On 24 August 1976, it was announced the mission was to end in only 10 hours, a development which caught even the reporters of Radio Moscow by surprise. The reason for the sudden termination of the mission was reported at the time to have been an acrid odor that developed in the environmental control system. The problem was said to have begun as early as 17 August 1976. The Soviets made no comments at the time, but the next crew to board the station wore breathing masks. Later reports indicate that the mission may have ended owing to a deterioration in the health of Zholobov. The mission was to last two months but was cut short by a gradually worsening illness of Zholobov.

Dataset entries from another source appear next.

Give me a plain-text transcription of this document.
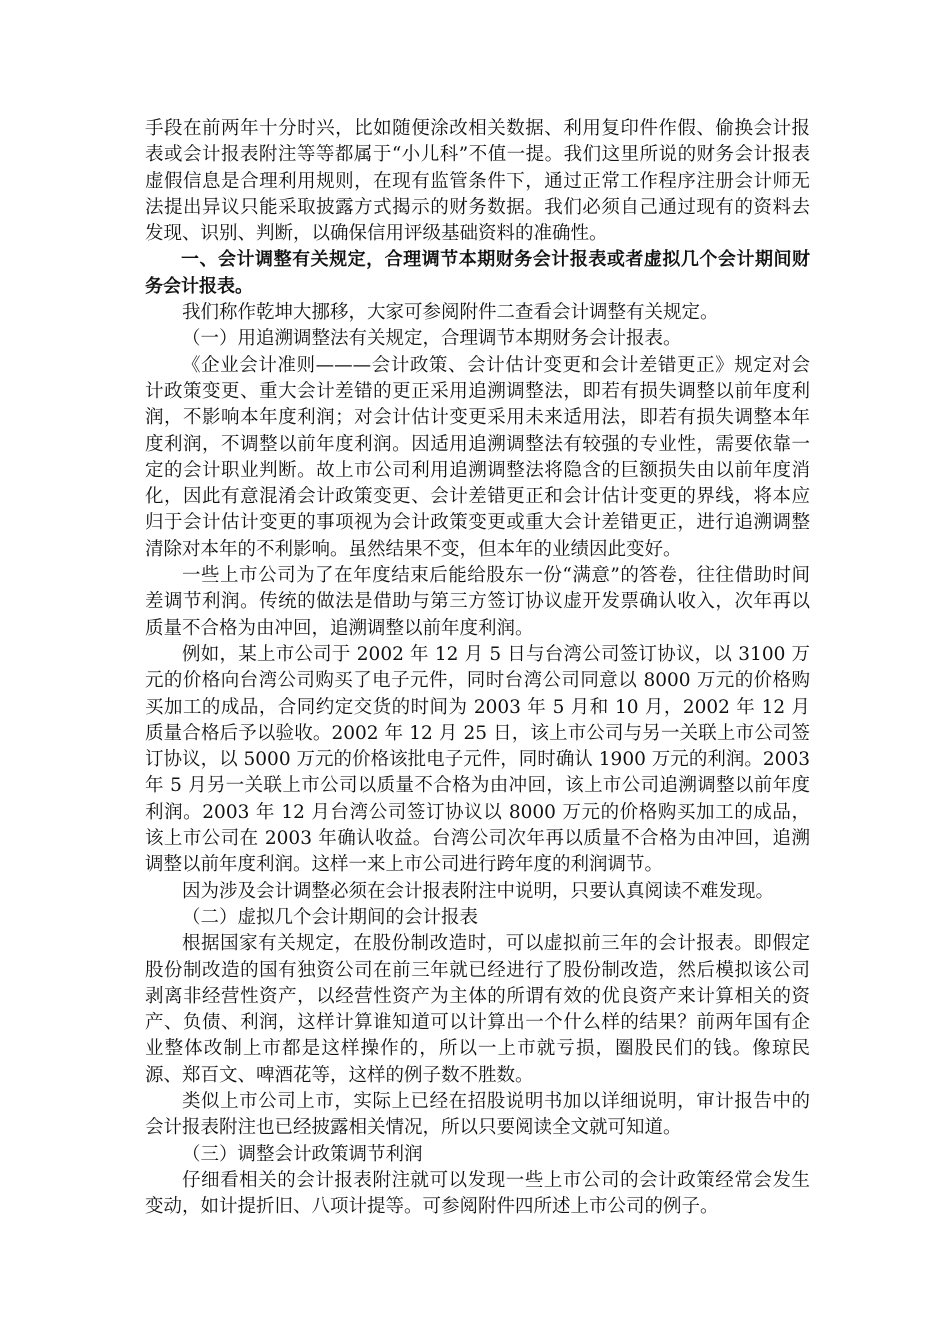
手段在前两年十分时兴，比如随便涂改相关数据、利用复印件作假、偷换会计报表或会计报表附注等等都属于“小儿科”不值一提。我们这里所说的财务会计报表虚假信息是合理利用规则，在现有监管条件下，通过正常工作程序注册会计师无法提出异议只能采取披露方式揭示的财务数据。我们必须自己通过现有的资料去发现、识别、判断，以确保信用评级基础资料的准确性。

一、会计调整有关规定，合理调节本期财务会计报表或者虚拟几个会计期间财务会计报表。

我们称作乾坤大挪移，大家可参阅附件二查看会计调整有关规定。

（一）用追溯调整法有关规定，合理调节本期财务会计报表。

《企业会计准则———会计政策、会计估计变更和会计差错更正》规定对会计政策变更、重大会计差错的更正采用追溯调整法，即若有损失调整以前年度利润，不影响本年度利润；对会计估计变更采用未来适用法，即若有损失调整本年度利润，不调整以前年度利润。因适用追溯调整法有较强的专业性，需要依靠一定的会计职业判断。故上市公司利用追溯调整法将隐含的巨额损失由以前年度消化，因此有意混淆会计政策变更、会计差错更正和会计估计变更的界线，将本应归于会计估计变更的事项视为会计政策变更或重大会计差错更正，进行追溯调整清除对本年的不利影响。虽然结果不变，但本年的业绩因此变好。

一些上市公司为了在年度结束后能给股东一份“满意”的答卷，往往借助时间差调节利润。传统的做法是借助与第三方签订协议虚开发票确认收入，次年再以质量不合格为由冲回，追溯调整以前年度利润。

例如，某上市公司于 2002 年 12 月 5 日与台湾公司签订协议，以 3100 万元的价格向台湾公司购买了电子元件，同时台湾公司同意以 8000 万元的价格购买加工的成品，合同约定交货的时间为 2003 年 5 月和 10 月，2002 年 12 月质量合格后予以验收。2002 年 12 月 25 日，该上市公司与另一关联上市公司签订协议，以 5000 万元的价格该批电子元件，同时确认 1900 万元的利润。2003 年 5 月另一关联上市公司以质量不合格为由冲回，该上市公司追溯调整以前年度利润。2003 年 12 月台湾公司签订协议以 8000 万元的价格购买加工的成品，该上市公司在 2003 年确认收益。台湾公司次年再以质量不合格为由冲回，追溯调整以前年度利润。这样一来上市公司进行跨年度的利润调节。

因为涉及会计调整必须在会计报表附注中说明，只要认真阅读不难发现。

（二）虚拟几个会计期间的会计报表

根据国家有关规定，在股份制改造时，可以虚拟前三年的会计报表。即假定股份制改造的国有独资公司在前三年就已经进行了股份制改造，然后模拟该公司剥离非经营性资产，以经营性资产为主体的所谓有效的优良资产来计算相关的资产、负债、利润，这样计算谁知道可以计算出一个什么样的结果？前两年国有企业整体改制上市都是这样操作的，所以一上市就亏损，圈股民们的钱。像琼民源、郑百文、啤酒花等，这样的例子数不胜数。

类似上市公司上市，实际上已经在招股说明书加以详细说明，审计报告中的会计报表附注也已经披露相关情况，所以只要阅读全文就可知道。

（三）调整会计政策调节利润

仔细看相关的会计报表附注就可以发现一些上市公司的会计政策经常会发生变动，如计提折旧、八项计提等。可参阅附件四所述上市公司的例子。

The cosmonauts boarded Soyuz 21 but as Volynov tried to undock from the station, the docking latches failed to release properly. As he fired the jets to move the spacecraft away, the docking mechanism jammed, resulting in the Soyuz being undocked but still linked to Salyut. As the two spacecraft moved out of range of ground communications, the cosmonauts received only the first set of emergency procedures. Volynov tried a second time to undock but only managed slightly to loosen the latches. The situation persisted for an entire orbit, 90 minutes, when the final set of emergency procedures were received and the crew finally disengaged the latches.

Because Soyuz 21 was returning early, it was outside the normal recovery window. It then encountered strong winds as it descended, which caused uneven firing of the retrorockets. It made a hard landing around midnight 200 km at the southwest of Kokchetav, Kazakhstan.

Zholobov's illness was apparently caused by nitric acid fumes leaking from the Salyut's propellant tanks; other reports, however, indicate that the crew failed to follow their physical exercise program and suffered from lack of sleep. Sources at NASA have reported that psychologists with the Russian Aviation and Space Agency cited Soyuz 21 as ending prematurely due to unspecified "interpersonal issues" with the crew. The next mission to successfully dock with the station, Soyuz 24, would vent Salyut 5's air to space and replace it due to concerns the air had become toxic.